Une réunion technique avec la délégation iranienne est prévue les 29 ou 30 juin en Suisse, a précisé Marco Rubio.

Mais de nombreuses divergences subsistent, comme le nucléaire ou le détroit d'Ormuz. Et les critiques se multiplient aux Etats-Unis sur les concessions accordées par Donald Trump, soucieux de mettre un terme au plus vite à cette guerre impopulaire.

La Maison Blanche a dû demander aux parlementaires américains une rallonge budgétaire de près de 88 milliards de dollars, notamment pour reconstituer ses stocks de munitions après la guerre.

Le protocole d'accord a "la valeur d'une déclaration de défaite pour l'Amérique", s'est prévalu mercredi le négociateur en chef iranien, Mohammad Bagher Ghalibaf.

Si le texte prévoit une réouverture du détroit d'Ormuz, après des mois de blocage qui ont fait flamber les cours de l'or noir, l'Iran a dit vouloir imposer des frais de service, assurant que cette voie maritime stratégique ne retrouvera pas son fonctionnement libre d'avant-guerre.

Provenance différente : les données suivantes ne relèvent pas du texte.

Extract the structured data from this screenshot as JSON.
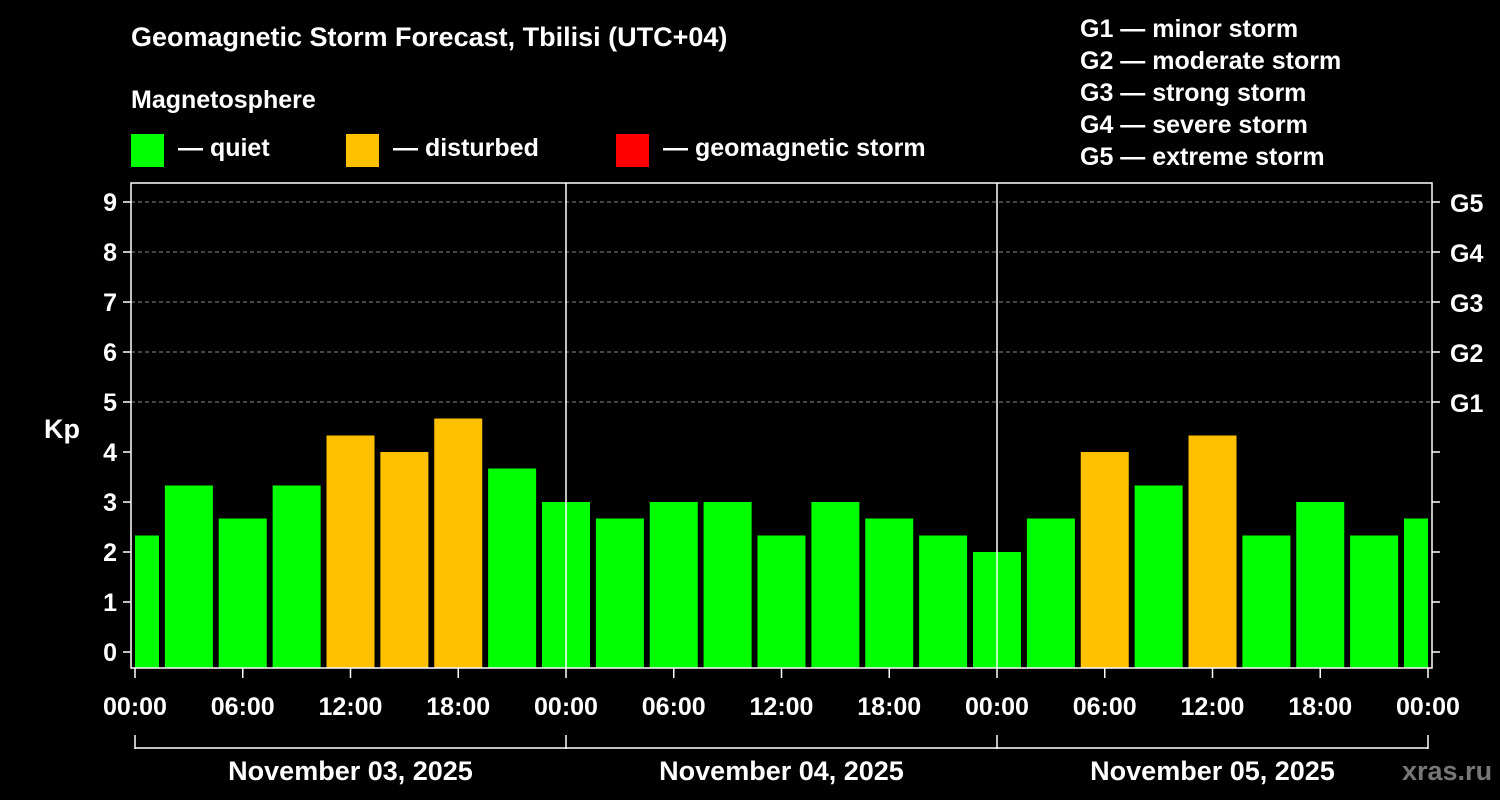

"AUCUN PEAGE, AUCUN FRAIS D'ASSURANCE ET AUCUN AUTRE FRAIS" ne sera accepté par Washington, a tonné Donald Trump sur sa plateforme Truth Social.

Aucun pays autre que l'Iran ne soutient l'imposition de frais pour son passage, a assuré pour sa part Marc Rubio.

Pour l'heure, les cours du baril de pétrole Brent continuent leur décrue. Le Brent de la mer du Nord, référence internationale, est brièvement retombé jeudi sous son niveau d'avant-guerre. Durant le conflit, la flambée des cours du brut avaient provoqué une poussée d'inflation mondiale et des pénuries de carburant dans certains pays.

Sur le volet nucléaire, l'Agence internationale de l'énergie atomique (AIEA) a assuré mercredi que des inspections en Iran auraient bien lieu, sans fixer de date.

Téhéran a toujours nié vouloir se doter de la bombe atomique, mais campe sur son droit à une filière civile complète.

"Comme le phénix" 

Sur le Liban, dont l'Iran a imposé l'inclusion dans le protocole d'accord, Mohammad Bagher Ghalibaf a estimé que la fin de la guerre y était "aussi importante" que la fin des hostilités dans son propre pays.

Or le Hezbollah libanais a accusé mercredi Israël d'une nouvelle "violation" du cessez-le-feu après qu'un drone israélien a fait deux morts dans le sud du pays. Deux autres personnes avaient été tuées par des tirs israéliens la veille.

L'Iran a par ailleurs accusé jeudi l'Otan, de "complicité" dans la guerre déclenchée contre lui par les Etats-Unis et Israël, reprochant notamment à l'Italie et à la Roumanie d'avoir permis à des avions américains d'utiliser leurs bases pendant le conflit.

"Il s'agit là d'un aveu clair et accablant de la complicité active de l'Otan dans une guerre d'agression illégale", a écrit sur X le porte-parole de la diplomatie iranienne, Esmaïl Baghaï.